California has banned the importation of kangaroo products for more than 35 years, primarily for cruelty reasons. The adults are spot-lighted at night, then brutally gunned down. The wounded escape to suffer a lingering death. The joeys (babies) have their heads smashed. 

And for what, pray? Mostly for athletic shoes and pet food, God help us. Adidas reportedly has spent nearly a half-million dollars promoting this travesty. And Nike, too, uses kangaroo hides. Substitutes are readily and cheaply available. Soccer superstar David Beckham refuses to wear shoes made from kangaroo hide for ethical reasons. We should follow his lead. 

If SB 880 passes, the law would not be enforceable.

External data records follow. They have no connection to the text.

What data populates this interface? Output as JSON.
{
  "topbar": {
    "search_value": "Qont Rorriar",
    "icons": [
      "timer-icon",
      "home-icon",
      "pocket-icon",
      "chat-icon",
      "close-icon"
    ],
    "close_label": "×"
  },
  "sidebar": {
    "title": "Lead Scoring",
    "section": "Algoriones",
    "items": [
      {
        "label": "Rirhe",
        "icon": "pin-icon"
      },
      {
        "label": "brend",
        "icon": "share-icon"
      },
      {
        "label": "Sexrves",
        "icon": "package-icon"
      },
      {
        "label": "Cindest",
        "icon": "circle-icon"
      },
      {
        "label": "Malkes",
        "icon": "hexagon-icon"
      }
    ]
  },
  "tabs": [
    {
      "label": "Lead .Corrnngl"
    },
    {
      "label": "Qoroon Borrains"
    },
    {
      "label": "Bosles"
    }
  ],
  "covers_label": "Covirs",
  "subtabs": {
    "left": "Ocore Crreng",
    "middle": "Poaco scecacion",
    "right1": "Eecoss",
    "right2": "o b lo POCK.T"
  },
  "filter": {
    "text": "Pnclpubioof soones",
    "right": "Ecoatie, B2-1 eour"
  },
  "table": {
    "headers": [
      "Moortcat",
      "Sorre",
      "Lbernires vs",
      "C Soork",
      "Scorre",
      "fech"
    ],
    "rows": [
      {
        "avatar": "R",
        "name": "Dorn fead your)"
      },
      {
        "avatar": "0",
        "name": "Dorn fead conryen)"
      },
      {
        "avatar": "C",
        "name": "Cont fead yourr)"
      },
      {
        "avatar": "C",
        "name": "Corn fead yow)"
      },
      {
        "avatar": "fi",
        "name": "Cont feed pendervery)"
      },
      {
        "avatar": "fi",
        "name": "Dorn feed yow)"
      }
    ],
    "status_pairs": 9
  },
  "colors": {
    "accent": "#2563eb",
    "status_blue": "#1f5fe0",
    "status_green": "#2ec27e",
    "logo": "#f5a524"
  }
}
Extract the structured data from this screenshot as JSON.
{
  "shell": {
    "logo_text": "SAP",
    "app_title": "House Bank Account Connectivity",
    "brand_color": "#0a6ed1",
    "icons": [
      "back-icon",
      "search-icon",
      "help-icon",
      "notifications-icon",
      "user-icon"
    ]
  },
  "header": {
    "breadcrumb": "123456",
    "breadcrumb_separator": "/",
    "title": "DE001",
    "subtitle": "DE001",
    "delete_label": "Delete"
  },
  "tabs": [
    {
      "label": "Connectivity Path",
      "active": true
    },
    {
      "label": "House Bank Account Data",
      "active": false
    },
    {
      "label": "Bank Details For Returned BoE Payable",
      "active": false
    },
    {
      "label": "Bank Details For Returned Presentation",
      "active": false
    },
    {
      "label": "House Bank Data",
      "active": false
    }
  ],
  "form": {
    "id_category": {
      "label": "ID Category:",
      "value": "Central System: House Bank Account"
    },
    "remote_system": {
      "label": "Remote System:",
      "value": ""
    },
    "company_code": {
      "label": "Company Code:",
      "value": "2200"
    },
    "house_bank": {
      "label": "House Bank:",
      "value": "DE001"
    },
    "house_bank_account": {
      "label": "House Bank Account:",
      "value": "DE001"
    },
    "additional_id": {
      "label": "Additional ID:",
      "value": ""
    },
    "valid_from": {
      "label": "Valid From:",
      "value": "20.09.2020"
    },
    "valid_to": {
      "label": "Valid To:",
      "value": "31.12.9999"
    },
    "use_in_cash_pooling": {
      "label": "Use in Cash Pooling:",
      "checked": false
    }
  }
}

Once the animals are skinned, it is nigh-impossible to distinguish one kangaroo from another, and many species are endangered. 

Assembly members who have already voted AYE in committee include Lois Wolk (D-Vacaville), Jared Hoffman (D-San Rafael), Tom Berryhill (R-Modesto), Charles Calderon (D-Montebello), Doug La Malfa (R-Yuba City), Nicole Parra (D-Hanford), and Bill Maze (R-Visalia). They need to hear from their constituents. 

Please contact your Assemblymember before Aug. 20. All may be written c/o the State Capitol, Sacramento, CA 95814.